Chroniques

par bertrand bolognesi

L’Incoronazione di Poppea | Le couronnement de Poppée
opéra de Claudio Monteverdi

Opéra national du Rhin, Strasbourg
- 30 avril 2005
© alain kaiser

Il n'est pas si courant de rencontrer une Incoronazione di Poppea si satisfaisante que celle de ce soir… La première strasbourgeoise du spectacle dont Paris eut la primeur cet automne (il ne s'agit pas d'une reprise mais d'une coproduction conjuguant les efforts de l'Opéra national du Rhin, de la Deutsche Staatsoper de Berlin, du Théâtre royal de La Monnaie de Bruxelles et du Théâtre des Champs-Elysées) bénéficie d'une distribution équilibrée, d'une direction précise et rigoureuse et d'une mise en scène d'une grande inventivité dont l'aura emporte l'adhésion du public.

David McVicar semble retrouver là quelques personnages d'Agrippina de Händel [lire notre chronique du 23 septembre 2003]. Il choisit un climat général analogue, habité d'une même vitalité et traversé d'exquis décalages comparables.

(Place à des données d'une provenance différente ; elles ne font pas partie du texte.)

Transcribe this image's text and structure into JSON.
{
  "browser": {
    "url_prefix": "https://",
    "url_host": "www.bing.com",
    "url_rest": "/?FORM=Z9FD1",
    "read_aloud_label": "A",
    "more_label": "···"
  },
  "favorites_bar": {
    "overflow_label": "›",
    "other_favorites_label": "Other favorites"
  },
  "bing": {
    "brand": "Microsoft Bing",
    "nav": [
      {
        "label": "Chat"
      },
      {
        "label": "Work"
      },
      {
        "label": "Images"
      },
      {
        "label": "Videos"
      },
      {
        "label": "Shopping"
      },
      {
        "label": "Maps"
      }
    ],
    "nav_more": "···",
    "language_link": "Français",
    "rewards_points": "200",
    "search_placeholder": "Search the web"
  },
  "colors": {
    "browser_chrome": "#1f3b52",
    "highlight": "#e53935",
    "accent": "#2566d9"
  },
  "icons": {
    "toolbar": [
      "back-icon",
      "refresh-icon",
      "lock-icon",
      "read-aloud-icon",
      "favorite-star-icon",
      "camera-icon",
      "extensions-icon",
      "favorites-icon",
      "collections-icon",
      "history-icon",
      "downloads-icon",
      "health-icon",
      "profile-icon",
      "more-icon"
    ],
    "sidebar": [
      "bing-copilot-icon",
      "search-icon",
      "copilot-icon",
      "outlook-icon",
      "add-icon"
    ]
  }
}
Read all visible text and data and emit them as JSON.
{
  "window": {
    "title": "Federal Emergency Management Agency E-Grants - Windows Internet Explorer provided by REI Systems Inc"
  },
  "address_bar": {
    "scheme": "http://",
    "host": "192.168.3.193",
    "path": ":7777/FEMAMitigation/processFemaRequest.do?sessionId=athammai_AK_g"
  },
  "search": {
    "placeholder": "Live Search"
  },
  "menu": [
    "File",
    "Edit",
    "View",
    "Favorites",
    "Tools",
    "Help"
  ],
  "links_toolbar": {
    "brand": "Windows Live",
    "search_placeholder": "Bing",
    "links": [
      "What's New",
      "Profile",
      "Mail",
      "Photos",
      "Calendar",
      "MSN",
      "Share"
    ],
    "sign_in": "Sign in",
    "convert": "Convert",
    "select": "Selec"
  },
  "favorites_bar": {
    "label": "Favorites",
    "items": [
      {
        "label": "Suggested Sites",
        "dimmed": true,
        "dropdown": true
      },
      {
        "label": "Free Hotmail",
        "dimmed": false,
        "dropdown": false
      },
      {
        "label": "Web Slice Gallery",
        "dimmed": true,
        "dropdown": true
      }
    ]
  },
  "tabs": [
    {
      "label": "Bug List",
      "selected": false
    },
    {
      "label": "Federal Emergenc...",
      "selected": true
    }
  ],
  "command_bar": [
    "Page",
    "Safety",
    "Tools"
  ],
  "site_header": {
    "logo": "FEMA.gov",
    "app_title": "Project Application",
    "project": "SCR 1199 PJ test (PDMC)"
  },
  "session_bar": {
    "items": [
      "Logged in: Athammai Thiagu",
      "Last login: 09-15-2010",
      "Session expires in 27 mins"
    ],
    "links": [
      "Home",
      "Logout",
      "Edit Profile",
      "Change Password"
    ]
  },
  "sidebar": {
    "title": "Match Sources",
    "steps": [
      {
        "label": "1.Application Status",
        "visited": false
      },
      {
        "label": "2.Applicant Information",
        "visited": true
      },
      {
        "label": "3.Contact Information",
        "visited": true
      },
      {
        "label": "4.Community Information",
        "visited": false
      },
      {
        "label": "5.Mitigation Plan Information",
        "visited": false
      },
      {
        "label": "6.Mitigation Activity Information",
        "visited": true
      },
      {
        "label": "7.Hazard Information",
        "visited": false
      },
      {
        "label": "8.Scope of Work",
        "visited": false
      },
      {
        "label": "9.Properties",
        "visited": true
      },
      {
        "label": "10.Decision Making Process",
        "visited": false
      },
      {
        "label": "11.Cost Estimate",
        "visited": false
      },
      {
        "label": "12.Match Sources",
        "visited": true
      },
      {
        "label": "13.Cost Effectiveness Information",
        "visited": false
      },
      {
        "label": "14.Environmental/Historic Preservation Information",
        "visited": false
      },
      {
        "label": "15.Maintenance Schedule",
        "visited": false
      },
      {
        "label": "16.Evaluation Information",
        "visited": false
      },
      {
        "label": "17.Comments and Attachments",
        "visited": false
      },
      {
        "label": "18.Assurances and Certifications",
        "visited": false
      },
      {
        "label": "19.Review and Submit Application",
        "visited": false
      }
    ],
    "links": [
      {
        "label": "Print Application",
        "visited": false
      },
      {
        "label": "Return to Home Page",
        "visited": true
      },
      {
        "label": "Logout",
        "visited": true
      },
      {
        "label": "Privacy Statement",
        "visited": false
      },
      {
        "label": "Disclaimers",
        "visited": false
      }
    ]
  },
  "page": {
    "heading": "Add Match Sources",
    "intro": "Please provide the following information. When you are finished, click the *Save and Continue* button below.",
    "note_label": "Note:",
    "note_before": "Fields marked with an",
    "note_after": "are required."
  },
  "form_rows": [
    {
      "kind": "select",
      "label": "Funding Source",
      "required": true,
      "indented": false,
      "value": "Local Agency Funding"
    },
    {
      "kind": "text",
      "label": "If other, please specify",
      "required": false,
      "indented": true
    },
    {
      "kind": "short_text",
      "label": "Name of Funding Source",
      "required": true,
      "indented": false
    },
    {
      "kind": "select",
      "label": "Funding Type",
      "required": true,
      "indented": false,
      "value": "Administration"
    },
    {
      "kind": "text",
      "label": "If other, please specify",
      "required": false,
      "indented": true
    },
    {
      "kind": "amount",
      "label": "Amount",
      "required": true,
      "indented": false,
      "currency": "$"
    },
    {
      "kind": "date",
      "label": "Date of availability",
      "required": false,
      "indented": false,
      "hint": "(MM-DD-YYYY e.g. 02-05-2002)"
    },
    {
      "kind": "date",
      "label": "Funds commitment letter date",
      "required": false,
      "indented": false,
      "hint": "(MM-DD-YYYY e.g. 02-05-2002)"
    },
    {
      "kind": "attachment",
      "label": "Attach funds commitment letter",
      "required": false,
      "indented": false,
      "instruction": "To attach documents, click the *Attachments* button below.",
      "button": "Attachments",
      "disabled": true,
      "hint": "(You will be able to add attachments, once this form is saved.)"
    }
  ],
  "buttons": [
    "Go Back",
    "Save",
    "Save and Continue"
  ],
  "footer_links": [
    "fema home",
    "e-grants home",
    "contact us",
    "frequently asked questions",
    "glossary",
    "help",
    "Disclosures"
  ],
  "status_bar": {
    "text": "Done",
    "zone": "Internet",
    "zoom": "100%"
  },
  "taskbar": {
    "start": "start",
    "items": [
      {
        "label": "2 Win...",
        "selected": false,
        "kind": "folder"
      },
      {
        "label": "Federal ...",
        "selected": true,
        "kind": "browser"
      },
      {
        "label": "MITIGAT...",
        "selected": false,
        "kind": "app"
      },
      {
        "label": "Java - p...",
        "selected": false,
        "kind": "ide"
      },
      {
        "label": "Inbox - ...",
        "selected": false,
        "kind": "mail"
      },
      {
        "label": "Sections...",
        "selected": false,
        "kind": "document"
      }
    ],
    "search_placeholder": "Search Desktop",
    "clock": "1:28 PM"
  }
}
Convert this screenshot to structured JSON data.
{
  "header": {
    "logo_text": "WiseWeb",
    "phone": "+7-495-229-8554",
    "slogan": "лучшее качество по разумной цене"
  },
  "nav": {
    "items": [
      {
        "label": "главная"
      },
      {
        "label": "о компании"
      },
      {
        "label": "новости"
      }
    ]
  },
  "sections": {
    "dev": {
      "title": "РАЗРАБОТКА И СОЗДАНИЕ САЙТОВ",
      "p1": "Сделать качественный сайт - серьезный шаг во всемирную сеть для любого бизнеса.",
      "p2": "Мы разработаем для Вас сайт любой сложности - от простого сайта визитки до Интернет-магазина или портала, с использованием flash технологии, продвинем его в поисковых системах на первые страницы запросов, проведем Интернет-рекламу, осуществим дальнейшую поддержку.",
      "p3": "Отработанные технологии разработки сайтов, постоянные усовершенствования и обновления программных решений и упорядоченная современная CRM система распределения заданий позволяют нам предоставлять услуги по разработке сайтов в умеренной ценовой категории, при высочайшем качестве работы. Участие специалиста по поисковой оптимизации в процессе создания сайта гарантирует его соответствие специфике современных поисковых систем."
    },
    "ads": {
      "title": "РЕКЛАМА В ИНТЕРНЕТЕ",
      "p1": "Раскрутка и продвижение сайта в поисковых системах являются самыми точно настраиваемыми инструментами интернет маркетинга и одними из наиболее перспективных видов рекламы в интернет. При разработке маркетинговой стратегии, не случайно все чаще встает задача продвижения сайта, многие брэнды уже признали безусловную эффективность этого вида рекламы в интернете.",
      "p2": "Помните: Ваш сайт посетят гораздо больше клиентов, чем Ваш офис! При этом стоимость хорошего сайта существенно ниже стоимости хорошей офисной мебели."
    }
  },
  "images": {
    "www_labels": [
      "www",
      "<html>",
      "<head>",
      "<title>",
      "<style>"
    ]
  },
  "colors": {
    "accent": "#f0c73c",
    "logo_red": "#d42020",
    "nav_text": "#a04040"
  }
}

La structure de ce travail pourrait bien s'inscrire dans une sorte de schéma, au risque parfois d'appuyer certains systématismes laissant poindre que l'inventivité revendiquée souffrirait cependant de redites décevantes. La machine est efficace, fonctionne à merveille, réunissant juste ce qu'il faut d'irrévérence pour alimenter les conversations, sans dénaturer le propos. Elle offre de vrais moments de rire, bien que certaines scènes détournent l'attention vers des points de détails au risque de noyer le sujet. Réflexion ou recette, continuité ou redite, motifs ou tics ? – lui seul le sait. McVicar se sert une nouvelle fois des gesticulations de notre quotidien, de l'ironie sur nos médias, de la représentation des classes dominantes rongées par des plaisirs destructeurs, etc. Il s'entoure d'une équipe excellente, Rob Jones magnifiant la mise en scène par l'élégance des décors,Paule Constable par l'à-propos des lumières, tandis que les costumes deJenny Tiramani et la chorégraphie d’AndrewGeorge accompagnent en bonne intelligence ses options.

Rinaldo Alessandrini dirige cinq de ses complices du Concerto Italiano pour le continuo et six musiciens de l'Orchestre Symphonique de Mulhouse dans le tutti. Avec cette formation réduite, il offre un soutien soigneux et toujours minutieusement à l'écoute des voix, et un chemin d'une grande clarté au déroulement de la partition.

Le plateau vocal est captivant, dominé par la superbe Poppea de Miah Persson. Le timbre affirme une belle égalité, vivifiée par une expressivité absolue, la voix s'avère souple et la présence scénique idéale. Jeremy Ovenden est un Nerone vaillant et extrêmement clair, avec un grave parfois un peu faible. Il incarne parfaitement le capricieux goret de l'histoire. Andrea Concetti donne un Seneca avantageusement sonore, doté d'un legato bien mené. Les nourrices s'en donnent à cœur joie : celle d'Octavia, Andrew Watts, contreténor étonnamment puissant, monté sur talons aiguilles et ridiculement perruqué ; celle de Poppea, Arnalta, campée par un Jean-Paul Fauchécourt excellent, nuançant tant le jeu que le chant dans un personnage drôlissime et toujours juste. L'Ottone de Stephen Wallace demeure peu convainquant, et se laisse même couvrir par une fosse si légère. L'Octavia de Francesca Provvisionato s'engage dans un chant d'une théâtralité terrible, n'hésitant pas à enlaidir la voix s'il le faut, tandis que Cristina Zavalloni présente une Drusilla attachante dont on aimerait pouvoir goûter plus précisément la qualité du grave (assez peu sollicité par le rôle, mais suffisamment pour laisser poindre une intéressante couleur) ; elle se révèle immense comédienne.